Can Rewards-Based Crowdfunding Help In Solving Issues Facing Founders Of Startups?

Joseph W. Bartlett

You might be interested in a methodology for solving issues which confront the founder or founders of an early stage (the garage version) emerging growth company as the company launches.

The idea, which occurred to me while speaking to an event sponsored by the Crowdfunding Professional Association (“CfPA”) in DC, involves a dual approach for raising money, combining a pitch for donations under the rewards-based crowdfunding networks and platforms, the most prominent being Kickstarter and Indiegogo, with conventional fund raising under the auspices of Regulation D, Rule 506(b).

Many early stage high growth aspirants stumble because they don’t have enough money in the bank to cover their organizational expenses and therefore, the efforts to raise a Series A Round under Rule 506(b) do not get off the ground, so to speak. There are service providers I am acquainted with which will chaperone an emerging growth company through the rewards-based phase and, of course, there are a variety of intermediaries which can help with the Rule 506(b) offering.

I have not, until very recently, imagined that the organizational money (given, of course, an unusually attractive business model) could be raised alongside or immediately followed by a Rule 506(b) solicitation. The realization that it apparently can happen … because the only offering of securities is the Rule 506(b) process … means that, selfishly, there may be money in the bank to pay some kind of retainer and to cover legal fees of a law firm which (like ours), is skillful in helping founders launch on the trip, as I put it, “from the embryo to the IPO” (or to a trade sale).

According to a service provider in both rewards-based and Rule 506(b) fund raising, not only is it a way to attract the development money needed to pay the legal and marketing costs associated with a larger raise but it is an opportunity for startups to show some traction with initial customers, … which can help the ventures be more attractive to investors in the next round. Additionally, this approach allows entrepreneurs to get some early product feedback from those who support the rewards campaign, which can also result in refining and improving the product so it’s stronger when seeking the bigger dollars. My source says there are a couple of famous venture capitalists who say they will not even consider investing in a venture until it has a “crowd round,” as the rewards-based campaign can be so integral to launching with a better product and one with traction.

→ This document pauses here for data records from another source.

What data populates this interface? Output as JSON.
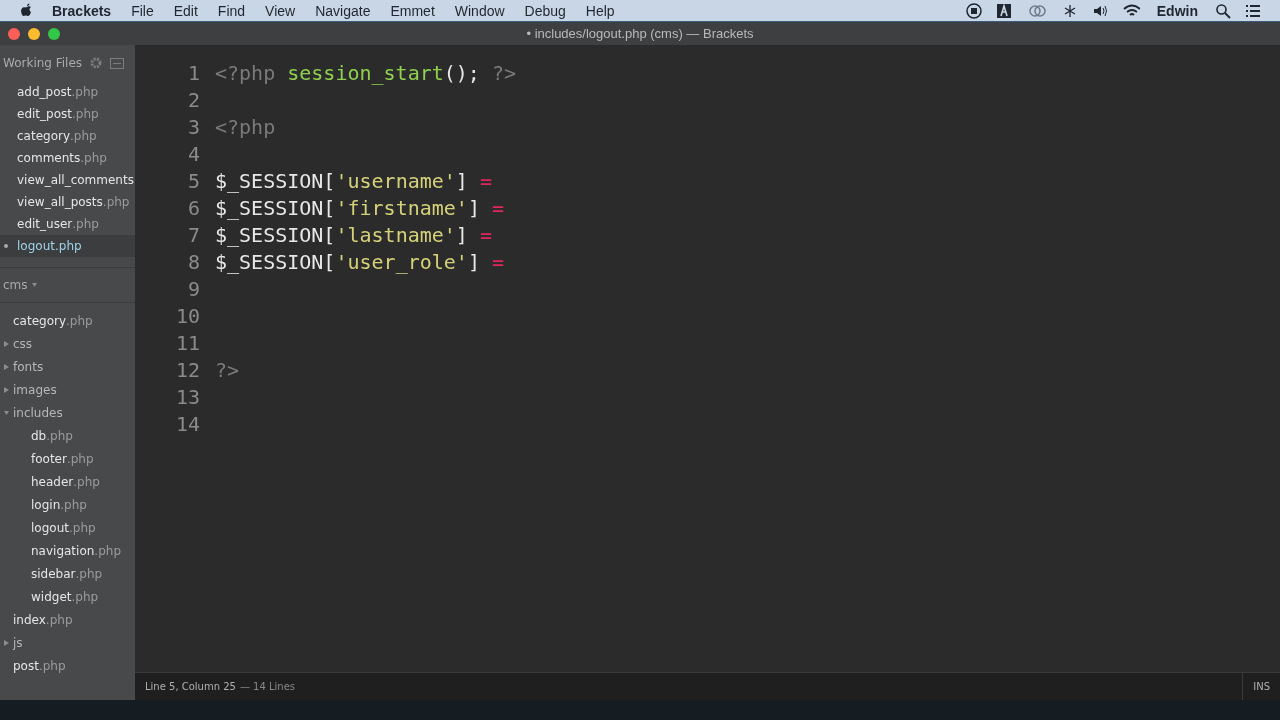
{
  "menu_bar": {
    "app": "Brackets",
    "items": [
      "File",
      "Edit",
      "Find",
      "View",
      "Navigate",
      "Emmet",
      "Window",
      "Debug",
      "Help"
    ],
    "user": "Edwin"
  },
  "window": {
    "title": "includes/logout.php (cms) — Brackets",
    "modified_dot": "•"
  },
  "working_files": {
    "title": "Working Files",
    "files": [
      {
        "name": "add_post",
        "ext": ".php",
        "selected": false
      },
      {
        "name": "edit_post",
        "ext": ".php",
        "selected": false
      },
      {
        "name": "category",
        "ext": ".php",
        "selected": false
      },
      {
        "name": "comments",
        "ext": ".php",
        "selected": false
      },
      {
        "name": "view_all_comments",
        "selected": false
      },
      {
        "name": "view_all_posts",
        "ext": ".php",
        "selected": false
      },
      {
        "name": "edit_user",
        "ext": ".php",
        "selected": false
      },
      {
        "name": "logout",
        "ext": ".php",
        "selected": true
      }
    ]
  },
  "project": {
    "name": "cms",
    "tree": [
      {
        "kind": "file",
        "name": "category",
        "ext": ".php"
      },
      {
        "kind": "folder",
        "name": "css",
        "expanded": false
      },
      {
        "kind": "folder",
        "name": "fonts",
        "expanded": false
      },
      {
        "kind": "folder",
        "name": "images",
        "expanded": false
      },
      {
        "kind": "folder",
        "name": "includes",
        "expanded": true,
        "children": [
          {
            "kind": "file",
            "name": "db",
            "ext": ".php"
          },
          {
            "kind": "file",
            "name": "footer",
            "ext": ".php"
          },
          {
            "kind": "file",
            "name": "header",
            "ext": ".php"
          },
          {
            "kind": "file",
            "name": "login",
            "ext": ".php"
          },
          {
            "kind": "file",
            "name": "logout",
            "ext": ".php"
          },
          {
            "kind": "file",
            "name": "navigation",
            "ext": ".php"
          },
          {
            "kind": "file",
            "name": "sidebar",
            "ext": ".php"
          },
          {
            "kind": "file",
            "name": "widget",
            "ext": ".php"
          }
        ]
      },
      {
        "kind": "file",
        "name": "index",
        "ext": ".php"
      },
      {
        "kind": "folder",
        "name": "js",
        "expanded": false
      },
      {
        "kind": "file",
        "name": "post",
        "ext": ".php"
      }
    ]
  },
  "editor": {
    "lines": [
      {
        "number": "1",
        "tokens": [
          {
            "kind": "tag",
            "text": "<?php"
          },
          {
            "kind": "func",
            "text": "session_start",
            "space_before": true
          },
          {
            "kind": "plain",
            "text": "();"
          },
          {
            "kind": "tag",
            "text": "?>",
            "space_before": true
          }
        ]
      },
      {
        "number": "2"
      },
      {
        "number": "3",
        "tokens": [
          {
            "kind": "tag",
            "text": "<?php"
          }
        ]
      },
      {
        "number": "4"
      },
      {
        "number": "5",
        "tokens": [
          {
            "kind": "plain",
            "text": "$_SESSION["
          },
          {
            "kind": "string",
            "text": "'username'"
          },
          {
            "kind": "plain",
            "text": "]"
          },
          {
            "kind": "op",
            "text": "=",
            "space_before": true
          }
        ]
      },
      {
        "number": "6",
        "tokens": [
          {
            "kind": "plain",
            "text": "$_SESSION["
          },
          {
            "kind": "string",
            "text": "'firstname'"
          },
          {
            "kind": "plain",
            "text": "]"
          },
          {
            "kind": "op",
            "text": "=",
            "space_before": true
          }
        ]
      },
      {
        "number": "7",
        "tokens": [
          {
            "kind": "plain",
            "text": "$_SESSION["
          },
          {
            "kind": "string",
            "text": "'lastname'"
          },
          {
            "kind": "plain",
            "text": "]"
          },
          {
            "kind": "op",
            "text": "=",
            "space_before": true
          }
        ]
      },
      {
        "number": "8",
        "tokens": [
          {
            "kind": "plain",
            "text": "$_SESSION["
          },
          {
            "kind": "string",
            "text": "'user_role'"
          },
          {
            "kind": "plain",
            "text": "]"
          },
          {
            "kind": "op",
            "text": "=",
            "space_before": true
          }
        ]
      },
      {
        "number": "9"
      },
      {
        "number": "10"
      },
      {
        "number": "11"
      },
      {
        "number": "12",
        "tokens": [
          {
            "kind": "tag",
            "text": "?>"
          }
        ]
      },
      {
        "number": "13"
      },
      {
        "number": "14"
      }
    ]
  },
  "status_bar": {
    "position": "Line 5, Column 25",
    "line_count": "— 14 Lines",
    "mode": "INS"
  }
}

Next, to every pitch idea there is, of course, an adjacent caution. Thus, another source of information for this piece cited the recent Oculus story, where the rewards-based supporters who provided $2 million of early capital got precisely what they were promised (a set of goggles), but did not participate in the $2 billion payday enjoyed by  the entrepreneurs and VCs who bought securities in the Rule 506(b) rounds. There has been much angst and criticism in the crowdfunding world about this. [1]

The two prong strategy, in short, probably needs to be approached carefully. If the startup is robust enough that the Series A round is “in the bank” so to speak, a contemporaneous or immediately preceding donation -based round might label the founders as cynics … finding cheap money wherever suckers can be located. That said, in the undersigned’s experience, a large majority of the early stage founders in the U.S. are looking down a long arduous road before the Series A is “in the bank.” The Occulus result looks like an extreme outlier. The better idea is to get enough rewards-based money to join with the founder(s) blood, sweat and tears, enabling the process to pay something to the lawyers, a retainer (maybe) to a placement agent and the startup expenses of traveling the long (typically) road to a closing on the A Round. The service provider mentioned above likes to cite a Smart Thing as a good example, “With an initial goal of $250,000 on Kickstarter, it raised $1,209,424 on the platform and then raised an additional $15.5 million in venture capital and sold to Samsung for $200 million in August 2014.”

Time will tell whether a two-step sequence is the way to go.